The cast of Season 15 onstage during FOX's 'American Idol' Finale For The Farewell Season at Dolby Theatre on April 7th, 2016 in Hollywood, California

This year's elections are more popular with Americans than Fox's "American Idol."

At least that's the headline on a release from the University of Pennsylvania heralding a survey of more than 20,000 adults by the Annenberg Public Policy Center. The survey results find that 78 percent of respondents say they're following the horse race either very closely or somewhat closely. For comparison, in 2004 some 57 percent expressed the same sentiment (although the question was restricted to the Democrats, since an incumbent 43 had the GOP nomination in the bag).

And as far as the "Idol" speculation, it topped last week's ratings, says Nielsen, with 24.8 million viewers. Even if they were all (chronologically) adults, which is patently untrue, the back of the handiest envelope suggests that's about 11 percent of the nation's over-18s.

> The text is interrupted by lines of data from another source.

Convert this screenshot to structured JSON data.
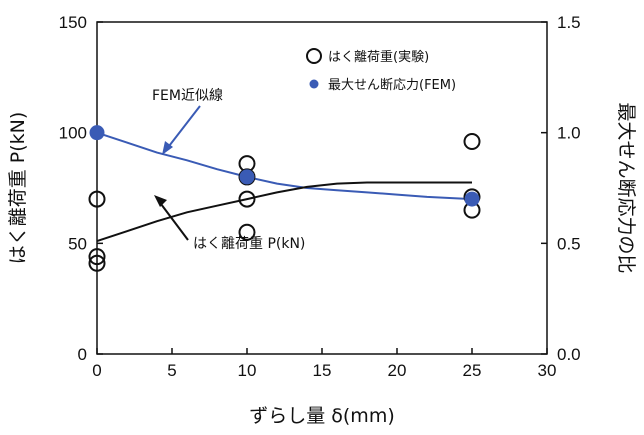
{
  "chart_data": {
    "type": "line",
    "xlabel": "ずらし量 δ(mm)",
    "ylabel_left": "はく離荷重 P(kN)",
    "ylabel_right": "最大せん断応力の比",
    "xlim": [
      0,
      30
    ],
    "ylim_left": [
      0,
      150
    ],
    "ylim_right": [
      0.0,
      1.5
    ],
    "x_ticks": [
      "0",
      "5",
      "10",
      "15",
      "20",
      "25",
      "30"
    ],
    "y_ticks_left": [
      "0",
      "50",
      "100",
      "150"
    ],
    "y_ticks_right": [
      "0.0",
      "0.5",
      "1.0",
      "1.5"
    ],
    "grid": false,
    "legend_position": "top-right",
    "legend": [
      {
        "label": "はく離荷重(実験)",
        "marker": "open-circle"
      },
      {
        "label": "最大せん断応力(FEM)",
        "marker": "filled-circle"
      }
    ],
    "annotations": [
      {
        "text": "FEM近似線",
        "points_to": "fem_line"
      },
      {
        "text": "はく離荷重 P(kN)",
        "points_to": "fit_line"
      }
    ],
    "series": [
      {
        "name": "はく離荷重(実験)",
        "kind": "scatter",
        "axis": "left",
        "color": "#111111",
        "points": [
          [
            0,
            70
          ],
          [
            0,
            44
          ],
          [
            0,
            41
          ],
          [
            10,
            86
          ],
          [
            10,
            80
          ],
          [
            10,
            70
          ],
          [
            10,
            55
          ],
          [
            25,
            96
          ],
          [
            25,
            71
          ],
          [
            25,
            65
          ]
        ]
      },
      {
        "name": "最大せん断応力(FEM)",
        "kind": "scatter",
        "axis": "right",
        "color": "#3a5bb5",
        "points": [
          [
            0,
            1.0
          ],
          [
            10,
            0.8
          ],
          [
            25,
            0.7
          ]
        ]
      },
      {
        "name": "FEM近似線",
        "kind": "line",
        "axis": "right",
        "color": "#3a5bb5",
        "points": [
          [
            0,
            1.0
          ],
          [
            2,
            0.955
          ],
          [
            4,
            0.91
          ],
          [
            6,
            0.875
          ],
          [
            8,
            0.835
          ],
          [
            10,
            0.8
          ],
          [
            12,
            0.77
          ],
          [
            14,
            0.75
          ],
          [
            16,
            0.74
          ],
          [
            18,
            0.73
          ],
          [
            20,
            0.72
          ],
          [
            22,
            0.71
          ],
          [
            25,
            0.7
          ]
        ]
      },
      {
        "name": "はく離荷重 P(kN)",
        "kind": "line",
        "axis": "left",
        "color": "#111111",
        "points": [
          [
            0,
            51
          ],
          [
            2,
            55.5
          ],
          [
            4,
            60
          ],
          [
            6,
            64
          ],
          [
            8,
            67
          ],
          [
            10,
            70
          ],
          [
            12,
            73
          ],
          [
            14,
            75.5
          ],
          [
            16,
            77
          ],
          [
            18,
            77.5
          ],
          [
            20,
            77.5
          ],
          [
            22,
            77.5
          ],
          [
            25,
            77.5
          ]
        ]
      }
    ]
  }
}
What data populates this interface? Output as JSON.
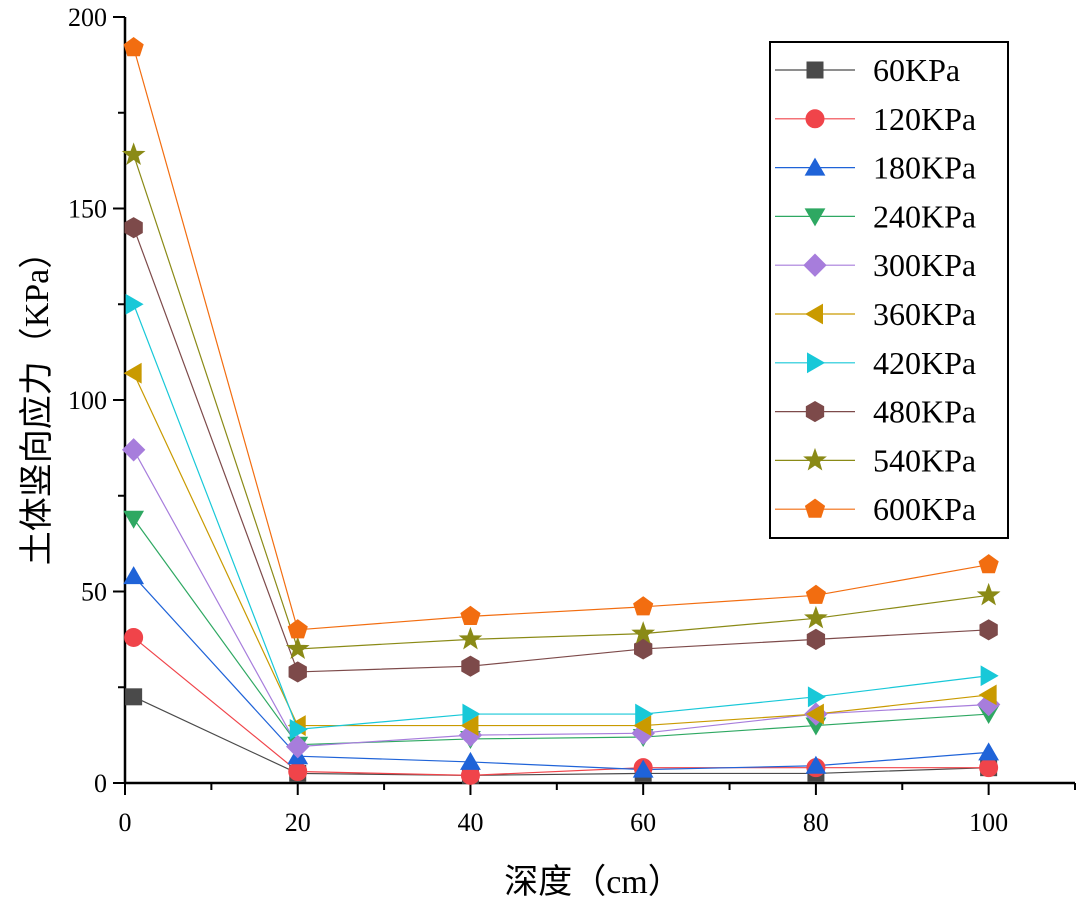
{
  "chart_data": {
    "type": "line",
    "title": "",
    "xlabel": "深度（cm）",
    "ylabel": "土体竖向应力（KPa）",
    "xlim": [
      0,
      110
    ],
    "ylim": [
      0,
      200
    ],
    "x_ticks": [
      "0",
      "20",
      "40",
      "60",
      "80",
      "100"
    ],
    "y_ticks": [
      "0",
      "50",
      "100",
      "150",
      "200"
    ],
    "legend_position": "top-right",
    "x": [
      1,
      20,
      40,
      60,
      80,
      100
    ],
    "series": [
      {
        "name": "60KPa",
        "color": "#4a4a4a",
        "marker": "square",
        "values": [
          22.5,
          2.5,
          2.0,
          2.5,
          2.5,
          4.0
        ]
      },
      {
        "name": "120KPa",
        "color": "#f0444a",
        "marker": "circle",
        "values": [
          38,
          3.0,
          2.0,
          4.0,
          4.0,
          4.0
        ]
      },
      {
        "name": "180KPa",
        "color": "#1f63d8",
        "marker": "triangle-up",
        "values": [
          54,
          7.0,
          5.5,
          3.5,
          4.5,
          8.0
        ]
      },
      {
        "name": "240KPa",
        "color": "#2ea862",
        "marker": "triangle-down",
        "values": [
          69,
          10.0,
          11.5,
          12.0,
          15.0,
          18.0
        ]
      },
      {
        "name": "300KPa",
        "color": "#a77ddc",
        "marker": "diamond",
        "values": [
          87,
          9.5,
          12.5,
          13.0,
          18.0,
          20.5
        ]
      },
      {
        "name": "360KPa",
        "color": "#c99a00",
        "marker": "triangle-left",
        "values": [
          107,
          15.0,
          15.0,
          15.0,
          18.0,
          23.0
        ]
      },
      {
        "name": "420KPa",
        "color": "#18c8d8",
        "marker": "triangle-right",
        "values": [
          125,
          14.0,
          18.0,
          18.0,
          22.5,
          28.0
        ]
      },
      {
        "name": "480KPa",
        "color": "#7d4a4a",
        "marker": "hexagon",
        "values": [
          145,
          29.0,
          30.5,
          35.0,
          37.5,
          40.0
        ]
      },
      {
        "name": "540KPa",
        "color": "#8a8a16",
        "marker": "star",
        "values": [
          164,
          35.0,
          37.5,
          39.0,
          43.0,
          49.0
        ]
      },
      {
        "name": "600KPa",
        "color": "#f26d10",
        "marker": "pentagon",
        "values": [
          192,
          40.0,
          43.5,
          46.0,
          49.0,
          57.0
        ]
      }
    ]
  }
}
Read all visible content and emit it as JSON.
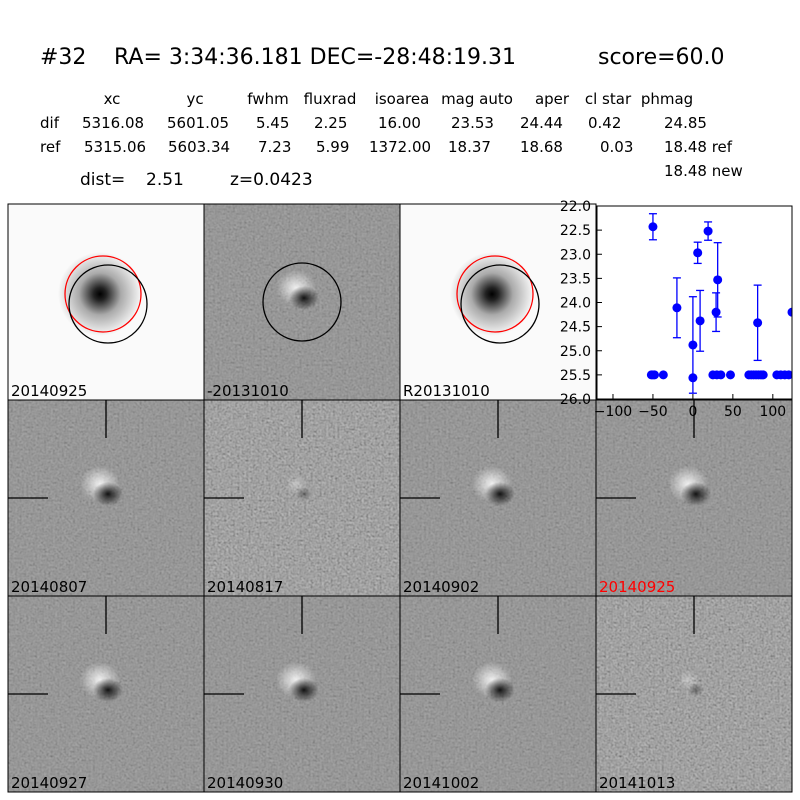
{
  "header": {
    "id": "#32",
    "coords": "RA= 3:34:36.181 DEC=-28:48:19.31",
    "score": "score=60.0"
  },
  "table": {
    "columns": [
      "xc",
      "yc",
      "fwhm",
      "fluxrad",
      "isoarea",
      "mag auto",
      "aper",
      "cl star",
      "phmag"
    ],
    "rows": [
      {
        "label": "dif",
        "cells": [
          "5316.08",
          "5601.05",
          "5.45",
          "2.25",
          "16.00",
          "23.53",
          "24.44",
          "0.42",
          "24.85"
        ]
      },
      {
        "label": "ref",
        "cells": [
          "5315.06",
          "5603.34",
          "7.23",
          "5.99",
          "1372.00",
          "18.37",
          "18.68",
          "0.03",
          "18.48 ref"
        ]
      }
    ],
    "extra": "18.48 new"
  },
  "info": {
    "dist_label": "dist=",
    "dist": "2.51",
    "z": "z=0.0423"
  },
  "stamps": [
    {
      "label": "20140925",
      "color": "#000000"
    },
    {
      "label": "-20131010",
      "color": "#000000"
    },
    {
      "label": "R20131010",
      "color": "#000000"
    },
    {
      "label": "20140807",
      "color": "#000000"
    },
    {
      "label": "20140817",
      "color": "#000000"
    },
    {
      "label": "20140902",
      "color": "#000000"
    },
    {
      "label": "20140925",
      "color": "#ff0000"
    },
    {
      "label": "20140927",
      "color": "#000000"
    },
    {
      "label": "20140930",
      "color": "#000000"
    },
    {
      "label": "20141002",
      "color": "#000000"
    },
    {
      "label": "20141013",
      "color": "#000000"
    }
  ],
  "lightcurve": {
    "type": "scatter",
    "color": "#0000ff",
    "x": [
      -50,
      -20,
      0,
      6,
      9,
      19,
      29,
      31,
      81,
      124,
      -52,
      -50,
      -48,
      -37,
      0,
      25,
      30,
      35,
      47,
      70,
      73,
      76,
      79,
      82,
      85,
      88,
      105,
      110,
      115,
      120
    ],
    "y": [
      22.43,
      24.11,
      24.88,
      22.97,
      24.38,
      22.52,
      24.2,
      23.53,
      24.42,
      24.2,
      25.5,
      25.5,
      25.5,
      25.5,
      25.56,
      25.5,
      25.5,
      25.5,
      25.5,
      25.5,
      25.5,
      25.5,
      25.5,
      25.5,
      25.5,
      25.5,
      25.5,
      25.5,
      25.5,
      25.5
    ],
    "err": [
      0.27,
      0.62,
      1.0,
      0.22,
      0.63,
      0.19,
      0.4,
      0.77,
      0.78,
      null,
      null,
      null,
      null,
      null,
      null,
      null,
      null,
      null,
      null,
      null,
      null,
      null,
      null,
      null,
      null,
      null,
      null,
      null,
      null,
      null
    ],
    "xlim": [
      -120,
      124
    ],
    "ylim": [
      26,
      22
    ],
    "xticks": [
      {
        "value": -100,
        "label": "−100"
      },
      {
        "value": -50,
        "label": "−50"
      },
      0,
      50,
      100
    ],
    "yticks": [
      {
        "value": 22,
        "label": "22.0"
      },
      {
        "value": 22.5,
        "label": "22.5"
      },
      {
        "value": 23,
        "label": "23.0"
      },
      {
        "value": 23.5,
        "label": "23.5"
      },
      {
        "value": 24,
        "label": "24.0"
      },
      {
        "value": 24.5,
        "label": "24.5"
      },
      {
        "value": 25,
        "label": "25.0"
      },
      {
        "value": 25.5,
        "label": "25.5"
      },
      {
        "value": 26,
        "label": "26.0"
      }
    ]
  }
}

"Political scholars often worry that Americans do not pay enough attention to politics," according to the University of Arizona's Kate Kenski, a senior analyst for the survey quoted by Penn. " This campaign season has demonstrated that competitive races with the right candidates can trigger interest. The percentage of Americans paying close attention to the presidential campaign increased from mid-December to the beginning of February, and it has remained high ever since."

"Idol" still has some key demographics, though. Older respondents, for example, are following the election more closely than young'uns (c'mon, the Obama effect can't cure all ills), and we all know old folks don't rise to Hollywood's notice. Helping the election's movie-deal prospects, however, are that rich people and city folk are more attentive, and advertisers like them.